Ever since Boris Johnson and Michael Gove joined forces on the Vote Leave campaign in 2016, their political fates have been closely entwined.
From that famous photo of them looking shell-shocked at their victory the morning after the referendum result, through Gove’s knifing of Johnson in the subsequent Tory leadership race, and onto their complex relationship as PM and Cabinet minister, theirs is a fascinating dynamic.
Although their views on how to handle Omicron differed recently (Gove backed more restrictions before Christmas), they are more in sync on Brexit itself.
And today, the Levelling Up Secretary echoed the PM in dismissing calls to cut VAT on energy to help ease energy price rises, a policy that was once a key Vote Leave selling point.

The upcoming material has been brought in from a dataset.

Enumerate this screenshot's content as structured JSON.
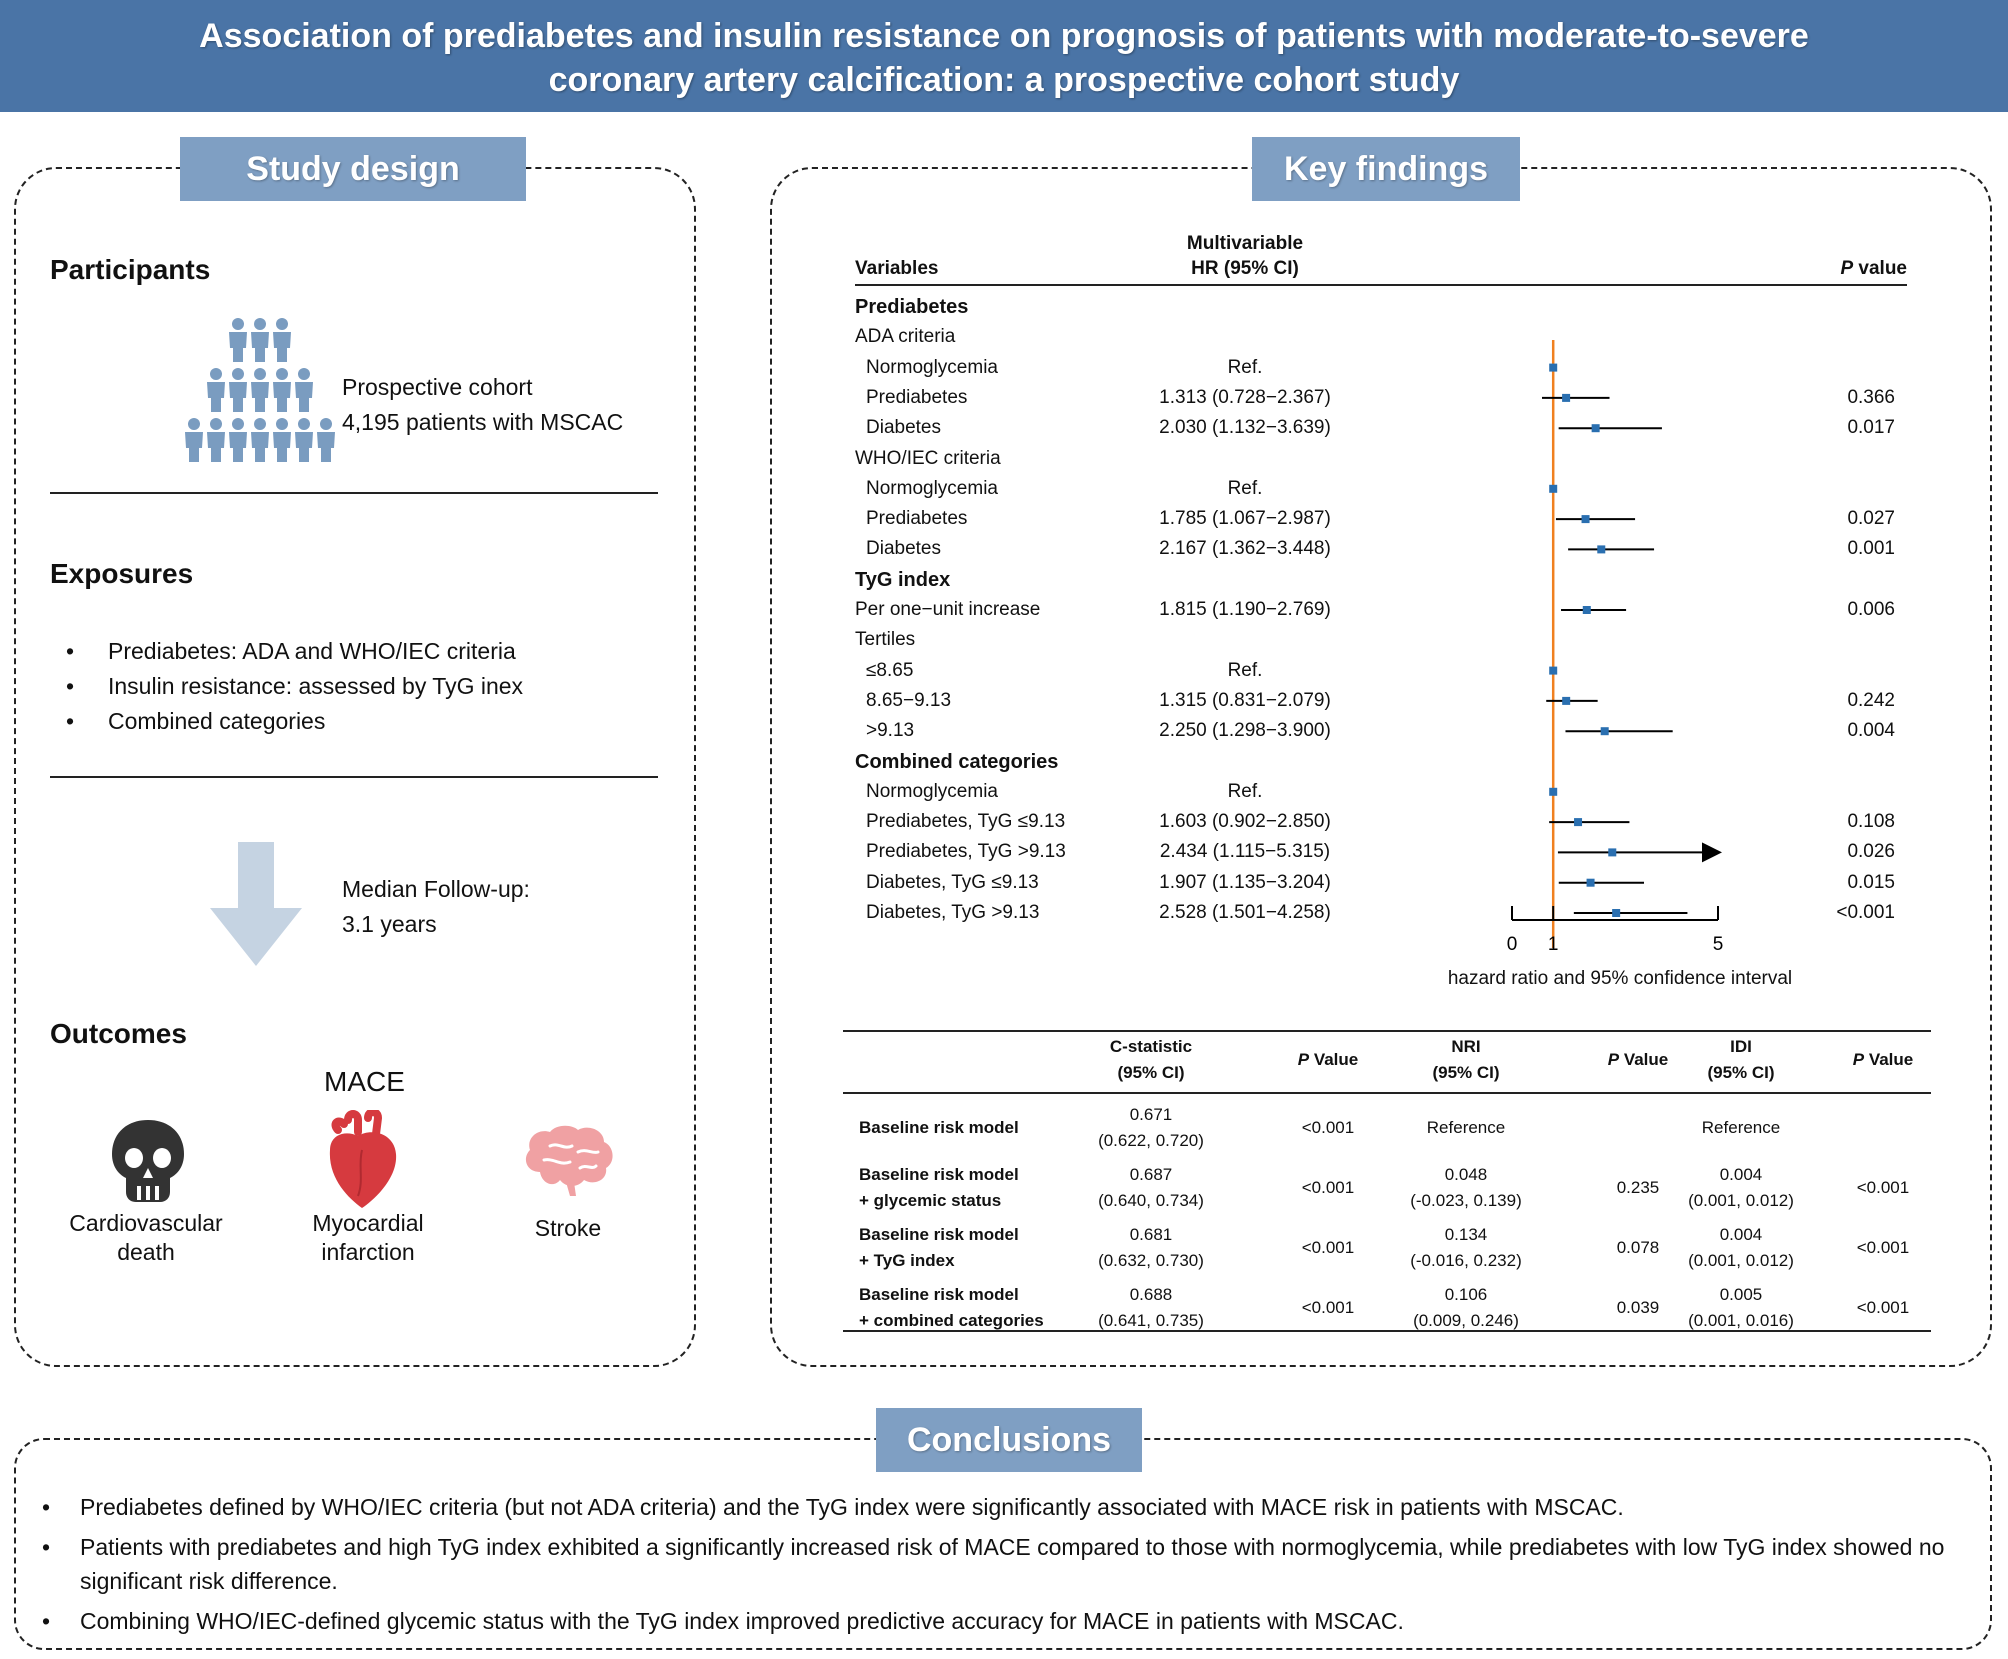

In case you missed it, six years ago Gove and Johnson penned a joint article in The Sun, arguing that “when we vote Leave we will be able to scrap this unfair tax”, adding this crucial promise: “and fuel bills will be lower for everyone”.
The pledge looks particularly hollow given the spike in prices millions have endured, with more to come in April. But the PM himself last week distanced himself from his own 2016 pledge, saying that a VAT cut would be “a bit of a blunt instrument” and its blanket nature would mean savings for those who don’t need it.
Gove today stuck firmly to that line, arguing that “a balanced approach means that when we can support, we provide support most for those in the most difficult circumstances.” Help will be targeted at those in most need, he suggested, but not via a VAT cut.
However, there is another “Brexit bonus” that hasn’t quite materialised as expected either, and one that is all about “levelling up”. The Government plans to replace EU cash for poorer areas (known as structural funds) with a new “UK Shared Prosperity Fund” (UKSPF), due to launch this April.
But buried in the recent spending review was the hard reality about its funding. As a member of the EU, the UK received £1.3bn a year for structural funding. The Treasury has allocated the new UKSPF just £0.4bn for 2022/23, £0.7bn for 2023/24, and £1.5bn for 2024/25. That’s quite a shortfall.
Moreover, the Scottish, Welsh and Northern Ireland governments, which used to oversee the EU cash for their localities, have been given no guarantees of their role in the new set-up and may be subject to a more centralised approach by Whitehall. With English councils still in the dark too, it feels like it will be London that “takes back control” of this spending, not local areas.
They are not as eye-catching as reneging on a promise to lower fuel bills, but the delays and lack of cash for the very areas that backed Brexit risks further undermining confidence in former Leave voters.
It’s also a reminder that no matter what Johnson and Gove pledged six years ago, it’s Chancellor Rishi Sunak who holds the purse strings by which “Levelling Up” will be judged.